The prisoners Teresa must deal with are a colorful bunch, added to almost every week. Most episodes have a subplot following unrelated, brand new characters, one of whom will wind up in Capadocia at the end of the hour, or early in the next one. As such, the prison population swells throughout the season, stretching the cast, as many, many actors get at least a few scenes here and there every couple of weeks. Thankfully, Teresa’s goal of rehabilitation and release, as well as some bribed judges, lead to some leaving, too, so there’s a cyclical nature about the players.
A handful of the prisoners stand out. First is Lorena (Ana de la Reguera), who is a housewife in the first episode. After she catches her husband and best friend sleeping together, and the friend accidentally takes a fatal tumble down the stairs, Lorena is interned at Capadocia. She, more than anyone else, faces great changes, going from a happy, wealthy life to the hardened, drug laced, gang run world on the inside. She copes as best as can be expected, but she is one unlucky lady. Reguera switches personalities with ease, as the circumstances demand.
La Bambi (Cecilia Suarez, Spanglish) has the prison under her thumb, with the help of corrupt guard, La Negra (Aida Lopez, Frida). Suarez is a master of dangerous energy, with everyone, including the guards, visibly intimidated by her. Also under Bambi’s thumb is Consuelo (Cristina Umana), the pretty Columbian with a past, who many would like to get in their bed. Magos (Luisa Huertas) is the motherly type, which may be considered ironic, after what she did to her real children. And those are just the ones already locked up when Capadocia begins.
On the outside, the worst of the worst include Cristobal (Enrique Singer) and his assistant Frederico (Juan Manuel Bernal). They are a detestable duo, smuggling illegal substances through Capadocia, and treating the prisoners like slave labor. They are Teresa’s biggest foes, and make formidable ones, since they have influence everywhere. They are truly well written villains, hard to defeat.
Capadocia is one of the best put together series on television right now. It doesn’t matter in what language it airs, because it’s a gripping, intense story, with narrative surprises, authentic settings, deep emotional levels, moral quandries, and fascinating characters. The 13 episodes range from 55 minutes to almost one hour and twenty minutes, but none feel too long. Every second will keep you on the edge of your seat.

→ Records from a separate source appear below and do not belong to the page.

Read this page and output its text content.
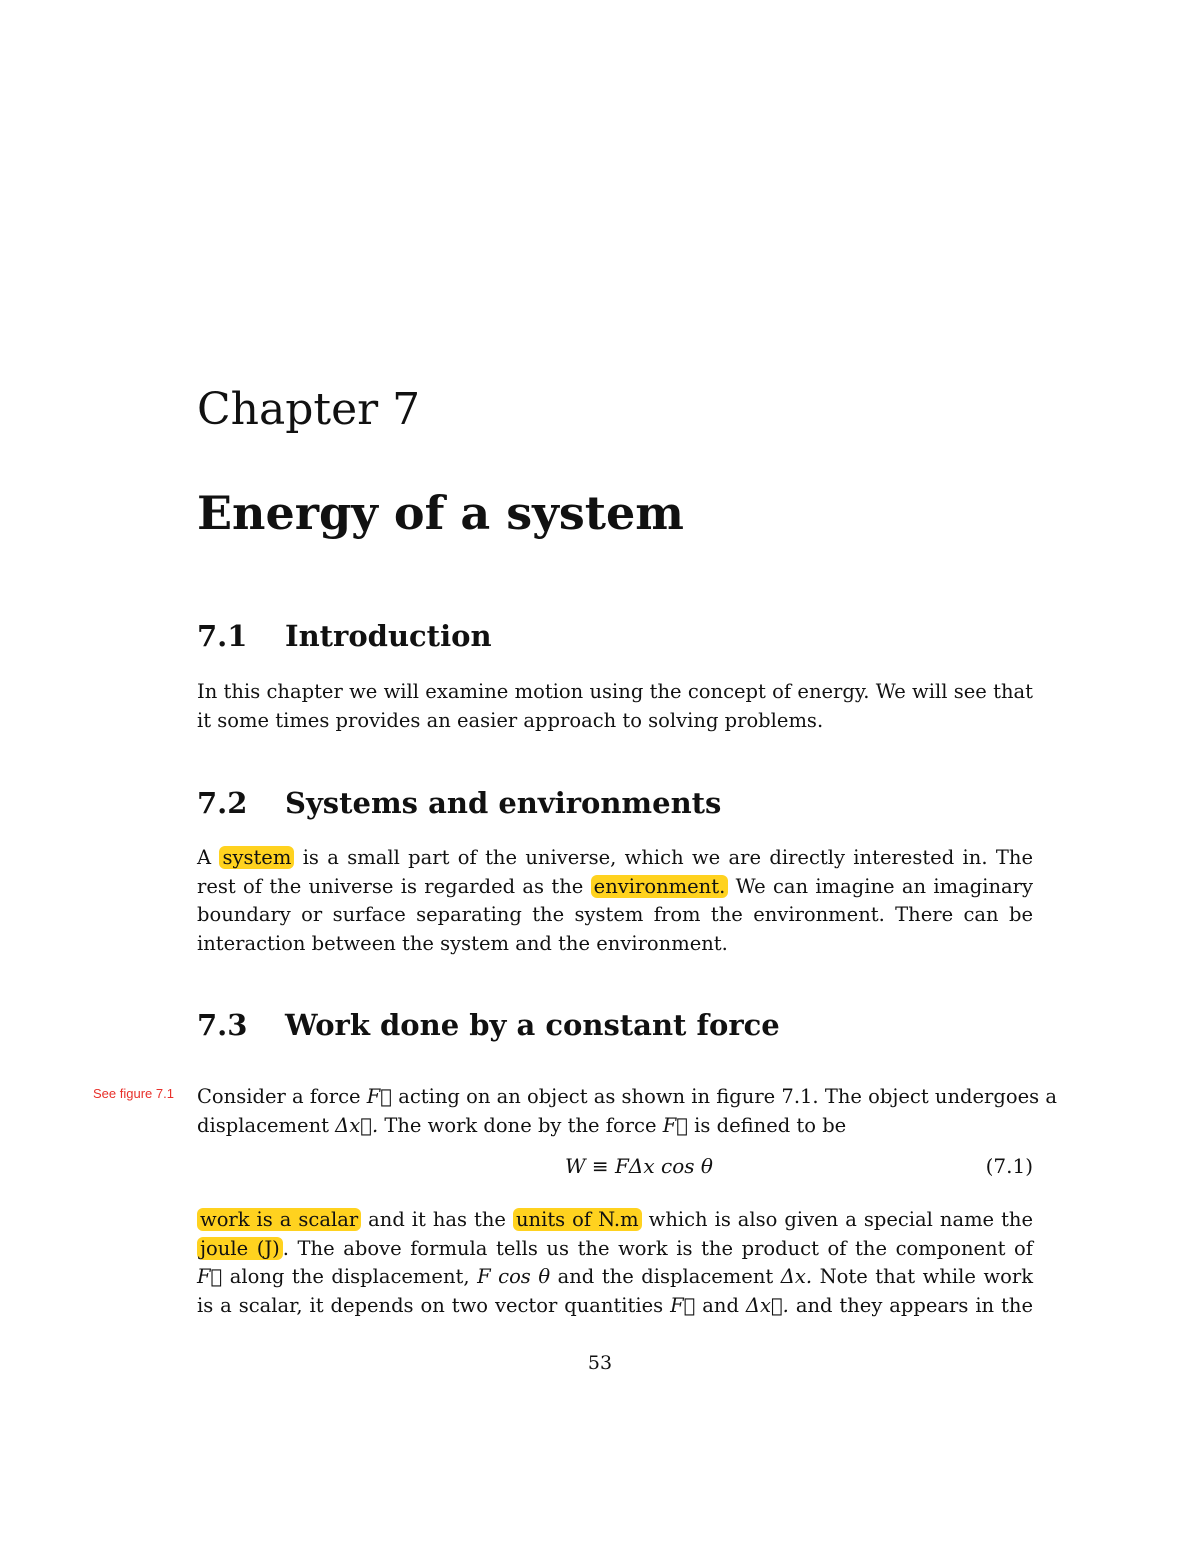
Chapter 7
Energy of a system
7.1 Introduction
In this chapter we will examine motion using the concept of energy. We will see that
it some times provides an easier approach to solving problems.
7.2 Systems and environments
A system is a small part of the universe, which we are directly interested in. The
rest of the universe is regarded as the environment. We can imagine an imaginary
boundary or surface separating the system from the environment. There can be
interaction between the system and the environment.
7.3 Work done by a constant force
See figure 7.1 Consider a force F⃗ acting on an object as shown in figure 7.1. The object undergoes a
displacement Δx⃗. The work done by the force F⃗ is defined to be
W ≡ FΔx cos θ	(7.1)
work is a scalar and it has the units of N.m which is also given a special name the
joule (J) . The above formula tells us the work is the product of the component of
F⃗ along the displacement, F cos θ and the displacement Δx. Note that while work
is a scalar, it depends on two vector quantities F⃗ and Δx⃗. and they appears in the
53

Unfortunately, the special features do not share the subtitles. The Cast Filmographies can be read in English, but the sneak peek at season two, the trailers, and the featurettes are only in Spanish. As such, I am not able to review them, since I could not understand a word being said, and only watched small portions. But take it from me, this DVD set is totally worth it for the episodes alone. And the cheap retail price of $19.99 certainly won’t hurt, either.
Buy Capadocia Primera Tempora today. You won’t regret it.